13. A circunstância da decisão ter provindo de membro do anterior Governo Regional é, como Vossa Excelência compreenderá, tão irrelevante juridicamente quanto despropositada a sua alegação. Não cabe aqui, sequer, a invocação do princípio da segurança jurídica e da tutela da confiança, porquanto estando em causa a actividade administrativa da Administração Regional, esta traduziu-se, primeiramente, num acto constitutivo de direitos ou de interesses legalmente protegidos [cf. art. 140, n.º 1, alínea b), do Código do Procedimento Administrativo].

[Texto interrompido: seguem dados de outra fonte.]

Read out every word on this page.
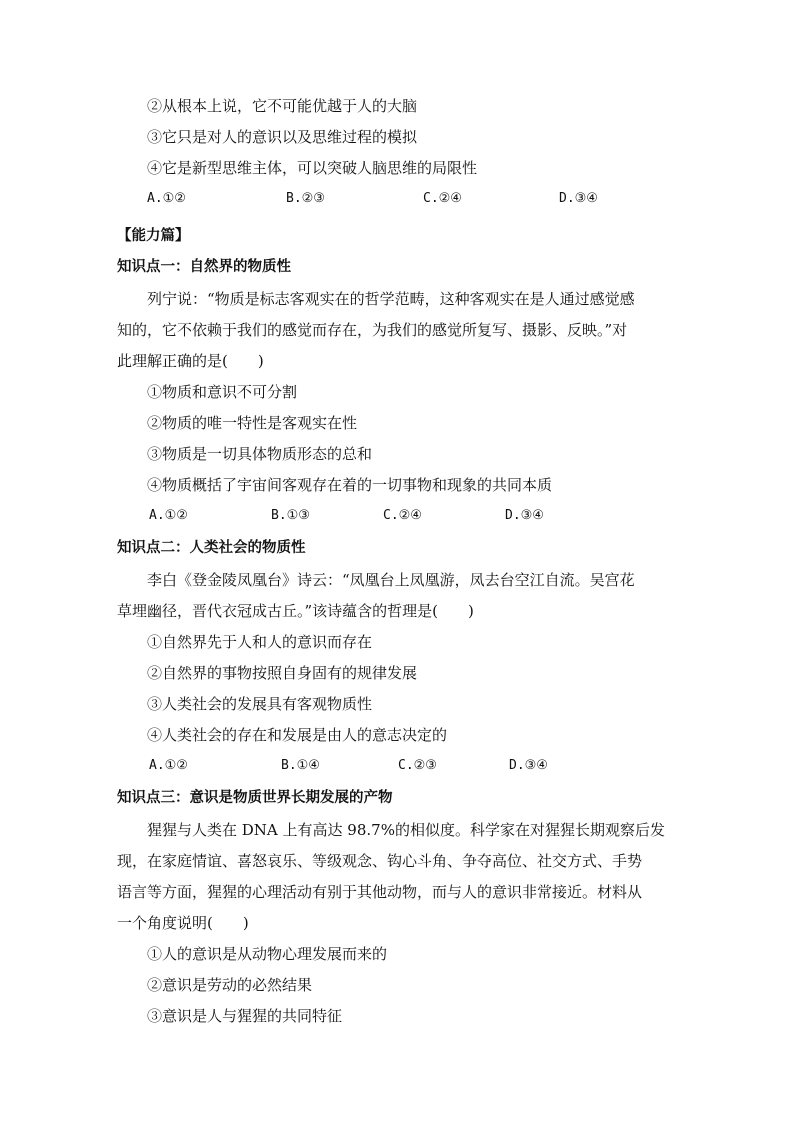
②从根本上说，它不可能优越于人的大脑
③它只是对人的意识以及思维过程的模拟
④它是新型思维主体，可以突破人脑思维的局限性
A.①②	B.②③	C.②④	D.③④
【能力篇】
知识点一：自然界的物质性
列宁说：“物质是标志客观实在的哲学范畴，这种客观实在是人通过感觉感
知的，它不依赖于我们的感觉而存在，为我们的感觉所复写、摄影、反映。”对
此理解正确的是(　　)
①物质和意识不可分割
②物质的唯一特性是客观实在性
③物质是一切具体物质形态的总和
④物质概括了宇宙间客观存在着的一切事物和现象的共同本质
A.①②	B.①③	C.②④	D.③④
知识点二：人类社会的物质性
李白《登金陵凤凰台》诗云：“凤凰台上凤凰游，凤去台空江自流。吴宫花
草埋幽径，晋代衣冠成古丘。”该诗蕴含的哲理是(　　)
①自然界先于人和人的意识而存在
②自然界的事物按照自身固有的规律发展
③人类社会的发展具有客观物质性
④人类社会的存在和发展是由人的意志决定的
A.①②	B.①④	C.②③	D.③④
知识点三：意识是物质世界长期发展的产物
猩猩与人类在 DNA 上有高达 98.7%的相似度。科学家在对猩猩长期观察后发
现，在家庭情谊、喜怒哀乐、等级观念、钩心斗角、争夺高位、社交方式、手势
语言等方面，猩猩的心理活动有别于其他动物，而与人的意识非常接近。材料从
一个角度说明(　　)
①人的意识是从动物心理发展而来的
②意识是劳动的必然结果
③意识是人与猩猩的共同特征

14. A alegação da possibilidade do interessado recorrer contenciosamente da decisão administrativa não pode deixar de me merecer alguns comentários.

15. Como ficou amplamente demonstrado, as “deficiências” e “irregularidades processuias” são unicamente imputáveis à Administração Regional dos Açores. Concluir-se que “não fossem todas as deficiências e irregularidades processuais configuradas no processo em causa (processo n.º 602/AL/91) o candidato teria direito a 100% de apoio, acrescido de 20% a título de apoio supletivo jovem” e, ao mesmo tempo, invocar que o particular poderia ter recorrido contenciosamente do acto definitivo e executório que lhe era desfavorável configura, senhor Secretário Regional da Habitação e Equipamentos, uma clara violação ao princípio da boa fé, na modalidade do “venire contra factum proprium”. Até porque a própria Administração Regional reconheceu que a “inexistência de despachos de admissão do processo de candidatura (…) torna a contagem de prazos (…) de difícil determinação”, e que “falta (…) decisão no prazo legalmente estipulado”.

16. É, no mínimo, estranho que a Administração Regional dos Açores se venha a considerar desobrigada do exercício do “poder-dever de proferir decisão expressa” (na terminologia do Acordão do S.T.A., de 30/01/97, processo n.º 40702), endossando a responsabilidade ao particular ofendido com o argumento de que dispunha dos meios contenciosos que a lei prevê.

17. A fazer vencimento esta tese (que foi já invocada, por Sua Excelência o Secretário Regional da Educação e Assuntos Sociais, em resposta à minha Recomendação n.º 56/A/98) a Administração eximir-se-ia, sem mais, do seu dever de decisão. E porque é sempre reconhecida aos particulares ofendidos a possibilidade de recorrerem aos meios judiciais próprios, poderiam os órgãos administrativos fazer uso desta argumentação em todas as situações que um administrado solicitasse a prática de um qualquer acto administrativo.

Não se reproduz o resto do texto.